Shredded zucchini in colander with whole zucchini along sideNote that this recipe uses two cups of shredded zucchini, added near the end of mixing. To prepare zucchini for this recipe, Don shreds a washed and dried medium zucchini with ends removed into a paper towel-lined colander, places it over a bowl and sets it in the refrigerator overnight. So plan to begin your recipe the day before you make it, giving the shredded zucchini enough time to “drain” its excess water. This is also the way you would prepare zucchini for freezing to use in baking during the winter—so maybe do some extra and tuck that away!

For the muffins:

Spray two, 12-count muffin tins with cooking spray, and preheat your oven to 350 degrees. Have all your ingredients at room temperature, setting everything out about two hours before you begin.

In a standard mixer, cream the following:

  • A quarter cup raw sugar
  • A half cup light brown sugar
  • Four ounces cream cheese, softened
  • One-third cup extra virgin olive oil
  • Beat until well blended, about five minutes.
  • Add three eggs, one at a time, beating well after each addition.
  • Beat in one teaspoon vanilla.

In a separate bowl, whisk together the dry ingredients:

  • Two and a half cups all-purpose flour (We like organic whole wheat pastry flour.)
  • A half cup unsweetened cocoa powder (This ingredient is key to the recipe. We use Rapunzel Organic Cocoa Powder, which is NOT Dutch-processed and is fair trade. We have never found a substitute, though you can come close with a couple other organic brands. Friends who have taken our suggestion to use Rapunzel in their baking have never been disappointed and usually never go back to their old brand.)
  • Two teaspoons baking powder
  • A half teaspoon baking soda
  • A half teaspoon salt
  • A teaspoon ground cinnamon
  • Now add the flour mixture and three-fourths cup buttermilk alternately to the cream cheese mixture, beginning and ending with the flour.

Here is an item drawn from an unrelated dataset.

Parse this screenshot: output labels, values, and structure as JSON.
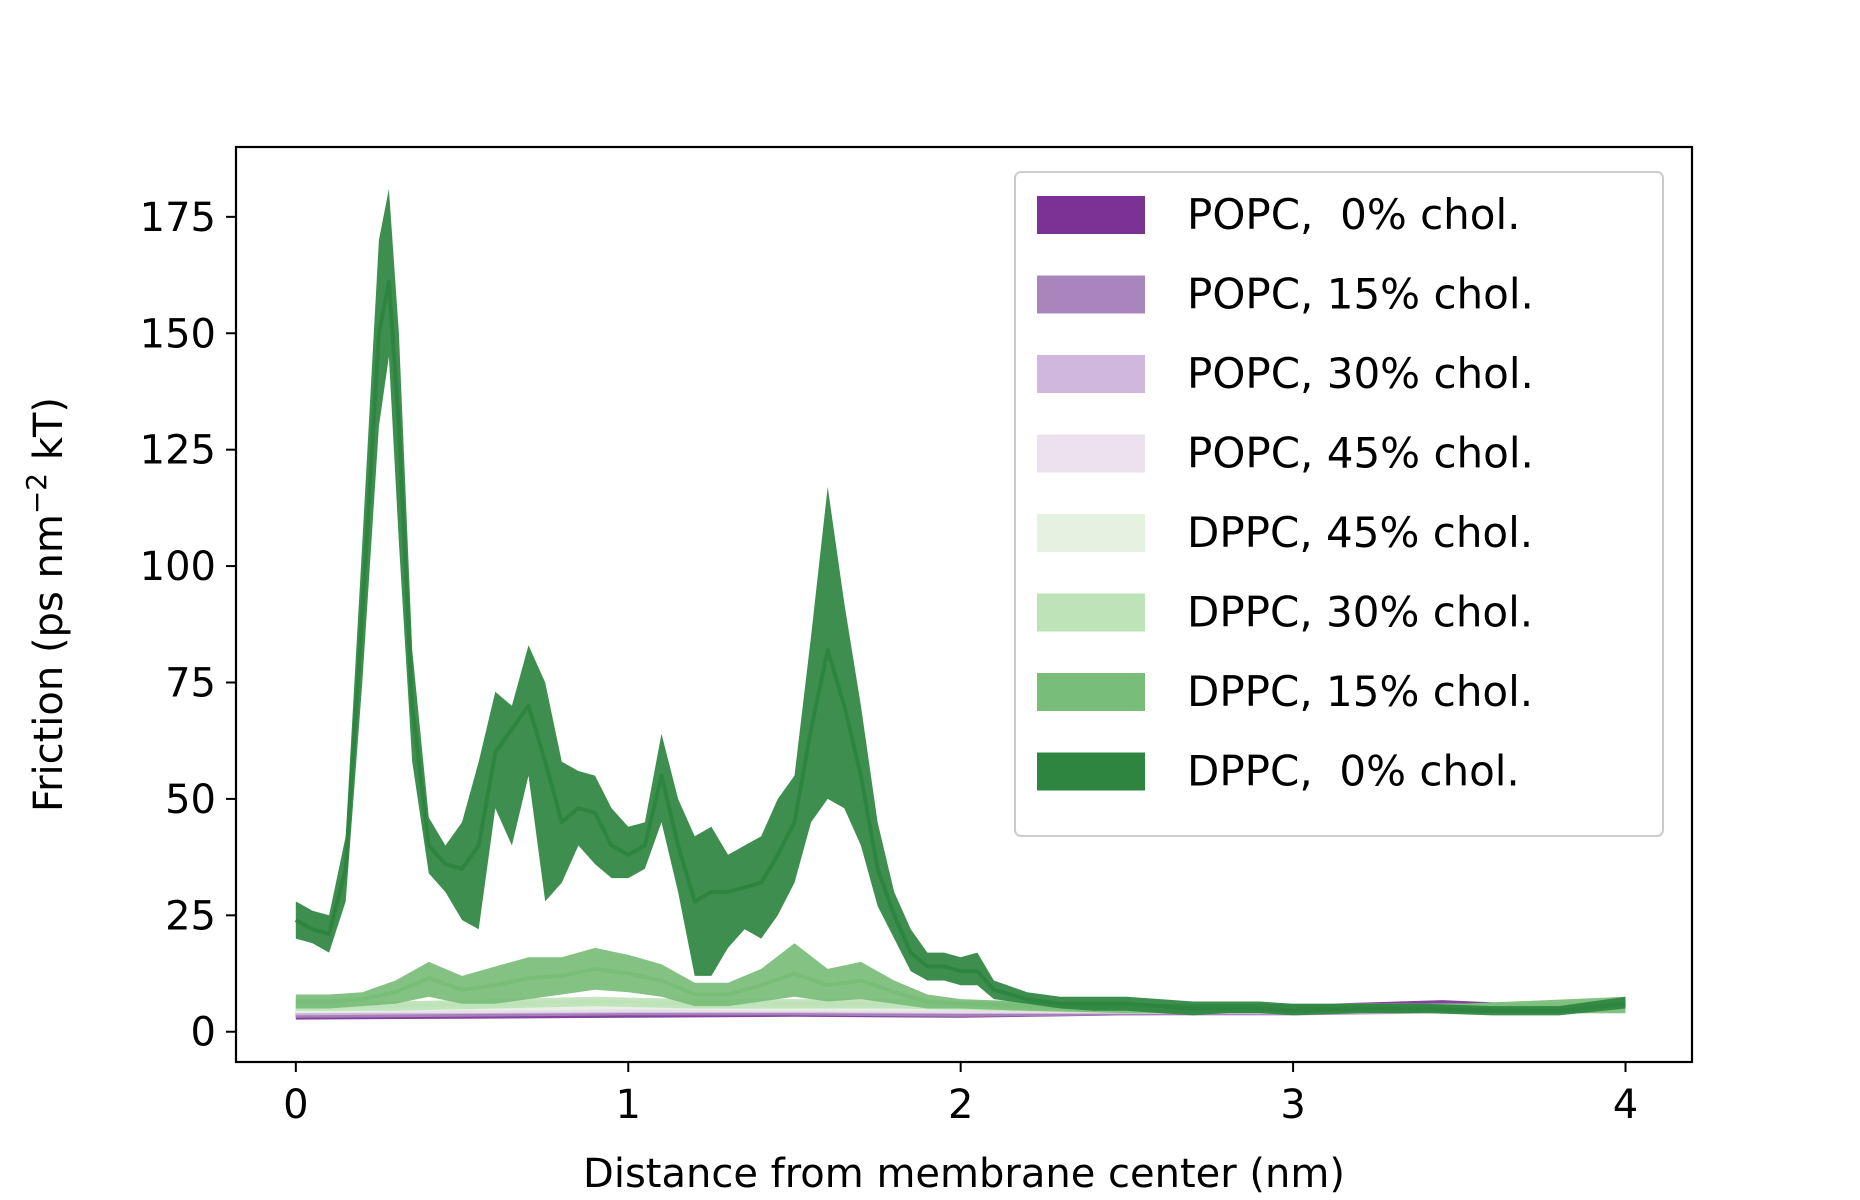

Once you have a nice smooth batter, stir in two cups shredded zucchini and two-thirds cup semi-sweet chocolate chips. You can also add a quarter cup finely chopped nuts, if you like. We like walnuts for this recipe.

Spoon the batter into the prepared muffin tins and bake for 30-35 minutes, testing with a wooden toothpick for doneness. The toothpick should come out fairly clean, but be careful not to over bake. The amazing consistency of this muffin remains fudgy. Cool in the pan for 10 to 15 minutes; then, finish cooling on baking racks.

When he makes these, everyone in the neighborhood begs for muffins, especially our friend Norm who loves anything sweet and chocolaty. In the summer, we put them in the refrigerator to keep them fresh, though they never last very long. Cold seems to enhance the flavor.

Don with his muffins

Don with his muffins, favorite gargoyle apron and never-off-his-head Ellen Show hat.

Keep in mind that a serving size is one muffin. That will never happen.